She was expected to socialize properly with her peers, so she did, and she genuinely enjoyed it. Everyone she talked with was intelligent and very friendly. They had a freshness and a wide-eyed hope about them that you saw some of in Initiates in the Jedi Temple, though once they went out into the galaxy beside their Masters it faded quickly.

One of them, named Neri'top'worza'ita'aya, and known to her friends as Neri, reminded Padmé very strongly of her old friend Sara Tor'nuit. The two of them spent a lot of time together. They reviewed the specifics for Neri's chosen field of study, then some of Padmé's lessons, with the young Padawan teaching Neri a few meditation techniques. They played games as well, both indoor and outdoor, and Neri even taught Padmé how to catch the planet's clams out of the river near the capital city.

They caught and ate quite a few of them one afternoon, after which they had no appetite for dinner, so, as was the custom, they lay on the riverbank as Riast's sun began to set. Padmé felt very slightly loose; she wondered if the clam meat might have an influence on the hormones; she didn't think it was psycoactive, but she didn't feel quite like she would have without eating it.

"Sun's an amazing thing, you know," Neri said, as they stared up into the purples and deep blues that filled the sky during the Riastion sunset. "None of us would be here without it."

"Nor would the planet," Padmé agreed. "At least according to most scientific theories."

An uncharacteristic pause from Neri. "Yeah," she said, "I guess you're right."

"Did you never think about it that way?" That she might not have was something that ought to have occurred to Padmé, since she knew it was rare for almost-adults to go off planet, but it hadn't.

"No, I guess not.

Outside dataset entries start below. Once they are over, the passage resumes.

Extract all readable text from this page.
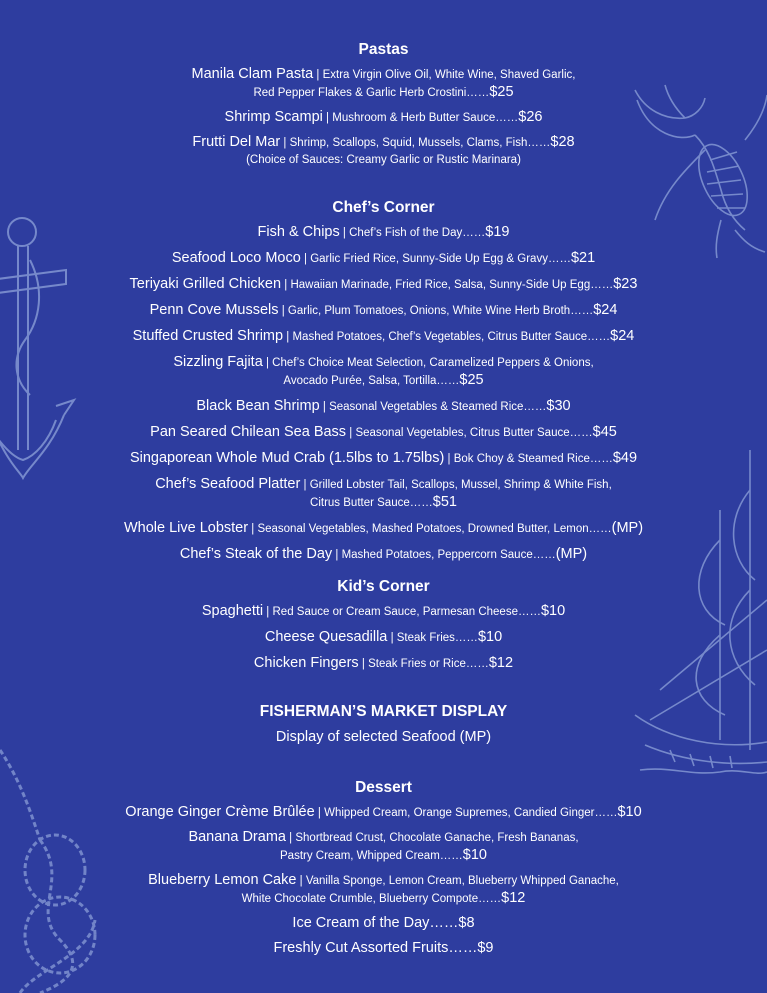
Pastas

Manila Clam Pasta | Extra Virgin Olive Oil, White Wine, Shaved Garlic,
Red Pepper Flakes & Garlic Herb Crostini……$25
Shrimp Scampi | Mushroom & Herb Butter Sauce……$26
Frutti Del Mar | Shrimp, Scallops, Squid, Mussels, Clams, Fish……$28
(Choice of Sauces: Creamy Garlic or Rustic Marinara)

Chef’s Corner

Fish & Chips | Chef’s Fish of the Day……$19
Seafood Loco Moco | Garlic Fried Rice, Sunny-Side Up Egg & Gravy……$21
Teriyaki Grilled Chicken | Hawaiian Marinade, Fried Rice, Salsa, Sunny-Side Up Egg……$23
Penn Cove Mussels | Garlic, Plum Tomatoes, Onions, White Wine Herb Broth……$24
Stuffed Crusted Shrimp | Mashed Potatoes, Chef’s Vegetables, Citrus Butter Sauce……$24
Sizzling Fajita | Chef’s Choice Meat Selection, Caramelized Peppers & Onions,
Avocado Purée, Salsa, Tortilla……$25
Black Bean Shrimp | Seasonal Vegetables & Steamed Rice……$30
Pan Seared Chilean Sea Bass | Seasonal Vegetables, Citrus Butter Sauce……$45
Singaporean Whole Mud Crab (1.5lbs to 1.75lbs) | Bok Choy & Steamed Rice……$49
Chef’s Seafood Platter | Grilled Lobster Tail, Scallops, Mussel, Shrimp & White Fish,
Citrus Butter Sauce……$51
Whole Live Lobster | Seasonal Vegetables, Mashed Potatoes, Drowned Butter, Lemon……(MP)
Chef’s Steak of the Day | Mashed Potatoes, Peppercorn Sauce……(MP)

Kid’s Corner

Spaghetti | Red Sauce or Cream Sauce, Parmesan Cheese……$10
Cheese Quesadilla | Steak Fries……$10
Chicken Fingers | Steak Fries or Rice……$12

FISHERMAN’S MARKET DISPLAY

Display of selected Seafood (MP)

Dessert

Orange Ginger Crème Brûlée | Whipped Cream, Orange Supremes, Candied Ginger……$10
Banana Drama | Shortbread Crust, Chocolate Ganache, Fresh Bananas,
Pastry Cream, Whipped Cream……$10
Blueberry Lemon Cake | Vanilla Sponge, Lemon Cream, Blueberry Whipped Ganache,
White Chocolate Crumble, Blueberry Compote……$12
Ice Cream of the Day……$8
Freshly Cut Assorted Fruits……$9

The planet's always been...well, the planet. Though you know, I remember now how you looked at Shrin when he talked about ‘the outside world.’ That would really be more like the ‘outside worlds,’ wouldn’t it?”

“That is one way of putting it, yes.” Though it wasn’t the way Padmé would have put it.

Which maybe Neri sensed, because she next said defensively, “We’re not that unalike, you know. Surely there was a time when you thought of Coruscant’s sun as the sun. I know Jedi Initiates are penned up in the Temple after they’re four or so, and you were an Initiate until you were twelve, right?”

“Yes, but first, you’re assuming we don’t remember our early years. In my experience that’s just not true. Don’t you remember the story I told you about my friend Anakin’s memory, how he remembered me singing to him when he was only a few months old?”

“Of course! It’s too sweet to forget, isn’t it? But do you really remember everything like that?”

“Everyone I’ve talked to remembers almost everything by the time they’re three. Anakin can go into a lot of detail about both Kamparas and Ossus; he was taken to both planets at that age.”

It was a little strange, Padmé thought, that even though she had told the story about Anakin in the crèche, she had gone into so little detail about her own past with Neri that the other girl didn’t know that she hadn’t been in the Temple when she’d been four. But that was a part of her life that she truly was trying to forget completely. It wasn’t as easy to forget about as she'd thought it would be at thirteen.

Neri was a perceptive girl, though. “You talk as if your own experience was different.”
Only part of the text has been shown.